Perhaps most immediately threatening is the hard Right’s new willingness to use the courts to get its way. For decades, conservatives talked about the need to constrain “judicial activism,” claiming (sincerely or not) that an “originalist” approach to the Constitution was their North Star. That view is increasingly passé, as many on the Right are eager to use their control of the judiciary to legislate from the bench. As the Right becomes frustrated at being unable to win majority support for illiberal policies, this temptation will grow. And postliberals have already developed the theory to justify it, through the work of academics like Harvard’s Adrian Vermeule, who dismisses originalism as a once-useful fig leaf that’s no longer necessary, now that the courts are under their control.
The rapid spread of right-wing illiberalism has surprised many, but it shouldn’t. The political Right has always been at least wary of — and often hostile toward — liberalism, defined, as the Right is, by its rejection of the progressive belief that a more equal society is a more just society, and the conviction that society is demarcated between recognizably superior people and what Edmund Burke called the “swinish multitude.”

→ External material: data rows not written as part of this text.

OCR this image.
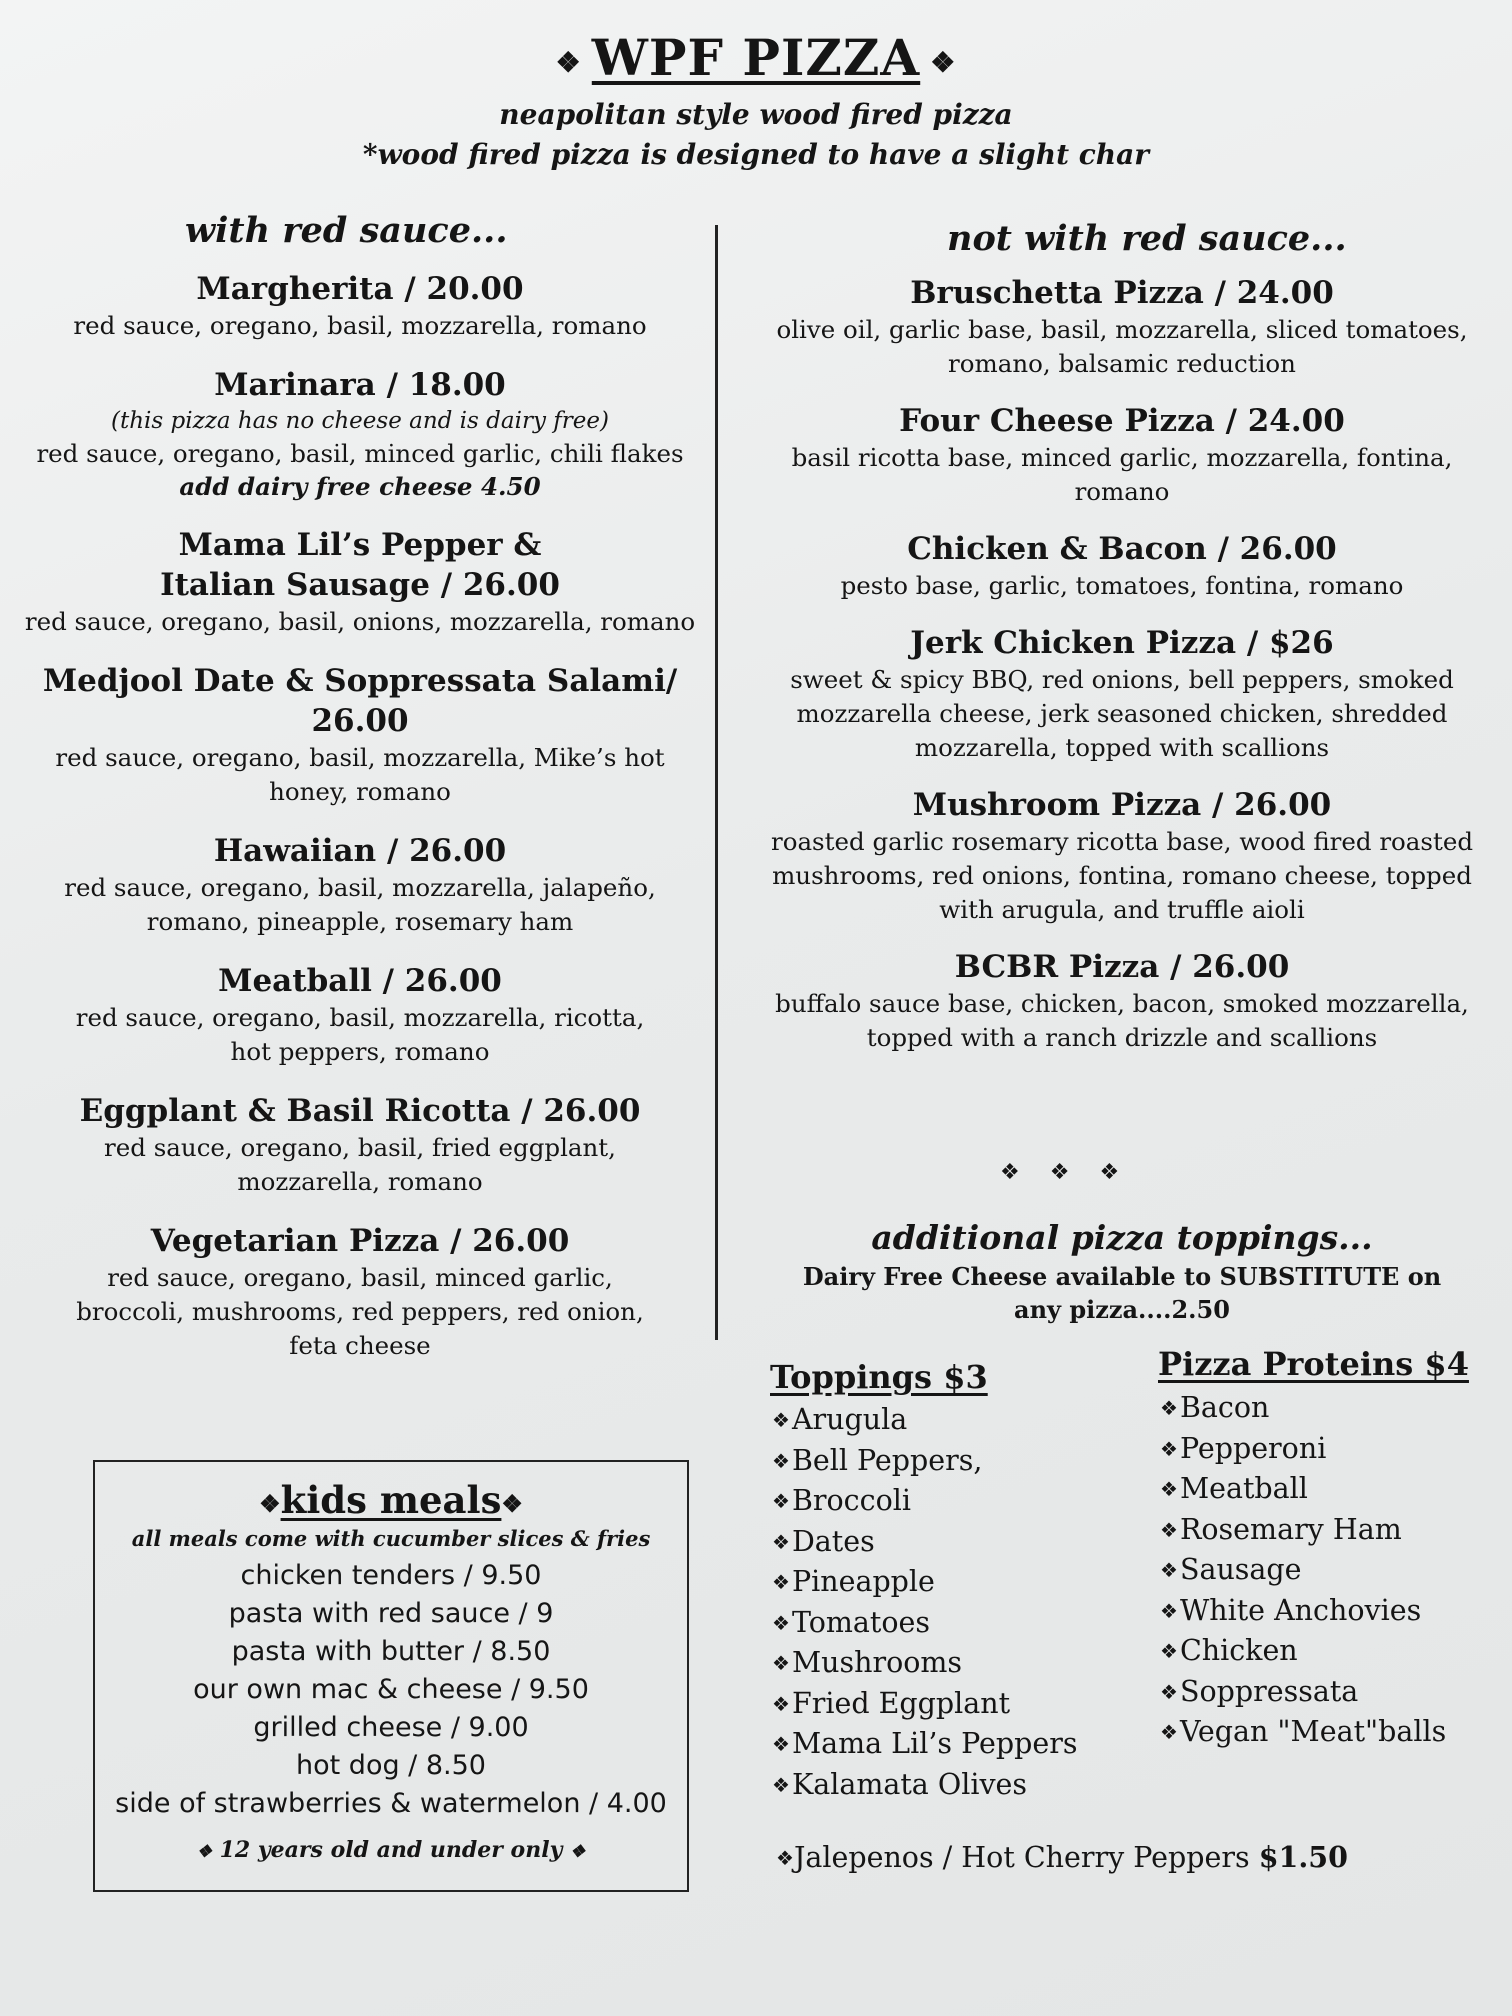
❖ WPF PIZZA ❖
neapolitan style wood fired pizza
*wood fired pizza is designed to have a slight char
with red sauce...
Margherita / 20.00
red sauce, oregano, basil, mozzarella, romano
Marinara / 18.00
(this pizza has no cheese and is dairy free)
red sauce, oregano, basil, minced garlic, chili flakes
add dairy free cheese 4.50
Mama Lil’s Pepper & Italian Sausage / 26.00
red sauce, oregano, basil, onions, mozzarella, romano
Medjool Date & Soppressata Salami/ 26.00
red sauce, oregano, basil, mozzarella, Mike’s hot honey, romano
Hawaiian / 26.00
red sauce, oregano, basil, mozzarella, jalapeño, romano, pineapple, rosemary ham
Meatball / 26.00
red sauce, oregano, basil, mozzarella, ricotta, hot peppers, romano
Eggplant & Basil Ricotta / 26.00
red sauce, oregano, basil, fried eggplant, mozzarella, romano
Vegetarian Pizza / 26.00
red sauce, oregano, basil, minced garlic, broccoli, mushrooms, red peppers, red onion, feta cheese
not with red sauce...
Bruschetta Pizza / 24.00
olive oil, garlic base, basil, mozzarella, sliced tomatoes, romano, balsamic reduction
Four Cheese Pizza / 24.00
basil ricotta base, minced garlic, mozzarella, fontina, romano
Chicken & Bacon / 26.00
pesto base, garlic, tomatoes, fontina, romano
Jerk Chicken Pizza / $26
sweet & spicy BBQ, red onions, bell peppers, smoked mozzarella cheese, jerk seasoned chicken, shredded mozzarella, topped with scallions
Mushroom Pizza / 26.00
roasted garlic rosemary ricotta base, wood fired roasted mushrooms, red onions, fontina, romano cheese, topped with arugula, and truffle aioli
BCBR Pizza / 26.00
buffalo sauce base, chicken, bacon, smoked mozzarella, topped with a ranch drizzle and scallions
❖❖❖
additional pizza toppings...
Dairy Free Cheese available to SUBSTITUTE on
any pizza....2.50
Toppings $3
❖Arugula
❖Bell Peppers,
❖Broccoli
❖Dates
❖Pineapple
❖Tomatoes
❖Mushrooms
❖Fried Eggplant
❖Mama Lil’s Peppers
❖Kalamata Olives
Pizza Proteins $4
❖Bacon
❖Pepperoni
❖Meatball
❖Rosemary Ham
❖Sausage
❖White Anchovies
❖Chicken
❖Soppressata
❖Vegan "Meat"balls
❖Jalepenos / Hot Cherry Peppers $1.50
❖kids meals❖
all meals come with cucumber slices & fries
chicken tenders / 9.50
pasta with red sauce / 9
pasta with butter / 8.50
our own mac & cheese / 9.50
grilled cheese / 9.00
hot dog / 8.50
side of strawberries & watermelon / 4.00
❖ 12 years old and under only ❖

Many on the U.S. Left, meanwhile, may be reticent to come to liberalism’s defense, given its longstanding association with neoliberal inequality and the carceral state. And the extent to which we should defend liberal principles is one that requires serious debate. (Personally, I think we can argue for a version of liberal socialism.) But no one should doubt that the illiberalism emerging on the Right is much more threatening than what came before.
It falls to the Left to reimagine what liberty, equality and solidarity for all should mean, and to uphold these principles against those who think the world would be better without them.